Les associations d'automobilistes sont les plus véhémentes contre la circulation alternée la jugeant inapplicable et inefficace. Ils dénoncent un lobby contre l'automobiliste, seulement responsable de 18 % de la pollution en particules fines de l'air à Paris. Les 82 % restant sont issus de l'industrie et des zones résidentielles. Les associations d'automobilistes demandent des mesures sur ces autres pôles de pollution et non pas uniquement sur l'auto, bouc émissaire des antis-pollution.

Les succès de la mesure

Malgré la réalité de la situation décrite par les pros-automobiles, il est difficile de demander aux foyers d'alterner l'utilisation de leur chauffage en hiver, malgré le fait que ce soit un des premiers pôles polluants en Ile de France.

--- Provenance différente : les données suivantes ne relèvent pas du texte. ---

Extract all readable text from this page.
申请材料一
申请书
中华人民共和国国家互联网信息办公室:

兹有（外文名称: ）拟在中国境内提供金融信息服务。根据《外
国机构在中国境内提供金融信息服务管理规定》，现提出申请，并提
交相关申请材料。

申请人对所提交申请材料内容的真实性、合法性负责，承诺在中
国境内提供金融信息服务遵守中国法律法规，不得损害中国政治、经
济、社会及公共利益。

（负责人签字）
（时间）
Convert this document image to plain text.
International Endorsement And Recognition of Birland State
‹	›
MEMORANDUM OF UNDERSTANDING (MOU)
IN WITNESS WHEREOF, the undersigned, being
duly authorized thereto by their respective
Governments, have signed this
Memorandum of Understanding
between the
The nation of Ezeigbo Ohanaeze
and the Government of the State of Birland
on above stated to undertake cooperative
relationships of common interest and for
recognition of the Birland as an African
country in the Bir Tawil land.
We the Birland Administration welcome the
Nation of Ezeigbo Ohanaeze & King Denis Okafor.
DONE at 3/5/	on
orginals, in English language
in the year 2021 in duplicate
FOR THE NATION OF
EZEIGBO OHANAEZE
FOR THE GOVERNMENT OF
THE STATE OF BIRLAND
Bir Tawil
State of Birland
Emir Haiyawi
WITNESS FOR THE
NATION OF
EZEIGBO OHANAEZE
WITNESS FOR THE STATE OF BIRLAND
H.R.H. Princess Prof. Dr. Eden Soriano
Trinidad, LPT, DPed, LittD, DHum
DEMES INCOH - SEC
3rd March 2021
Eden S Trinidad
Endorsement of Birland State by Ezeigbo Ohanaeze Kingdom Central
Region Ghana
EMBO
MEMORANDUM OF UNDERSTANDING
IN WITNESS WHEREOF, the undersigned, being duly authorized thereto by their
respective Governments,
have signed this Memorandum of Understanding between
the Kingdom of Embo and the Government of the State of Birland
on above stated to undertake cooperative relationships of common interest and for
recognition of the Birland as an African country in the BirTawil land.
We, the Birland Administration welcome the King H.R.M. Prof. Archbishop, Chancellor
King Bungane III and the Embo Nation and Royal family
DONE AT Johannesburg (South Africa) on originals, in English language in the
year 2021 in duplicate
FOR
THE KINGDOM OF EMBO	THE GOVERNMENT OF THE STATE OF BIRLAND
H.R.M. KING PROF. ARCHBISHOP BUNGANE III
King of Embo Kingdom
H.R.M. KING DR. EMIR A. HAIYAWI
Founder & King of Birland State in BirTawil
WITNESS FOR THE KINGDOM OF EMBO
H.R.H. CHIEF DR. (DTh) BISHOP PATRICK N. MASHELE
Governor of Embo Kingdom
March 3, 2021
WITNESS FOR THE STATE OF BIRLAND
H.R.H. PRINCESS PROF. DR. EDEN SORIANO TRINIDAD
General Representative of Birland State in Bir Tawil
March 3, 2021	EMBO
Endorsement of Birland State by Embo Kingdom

Le principe de la mesure est relativement simple et dispose de nombreuses exceptions. Le 17 mars est un jour impair, donc seul les véhicules avec une plaque d'immatriculation impaire peuvent circuler. En jour pair, seules les voitures paires seront à leur tour autorisées à rouler. Sont autorisés à rouler, quel que soit la plaque d'immatriculation les covoiturages, les véhicules hybrides ou électriques, les taxis et nombreux autres cas spéciaux. Les policiers effectuant les contrôles, en nombre renforcé pour l'occasion sont appelés à faire preuve de discernement et de souplesse dans l'établissement de contraventions.

La mesure est plutôt bien accueillie selon les premiers rapports. Les automobilistes jouent le jeu et on dénombre une baisse des embouteillages de 60 % en matinée en Ile de France.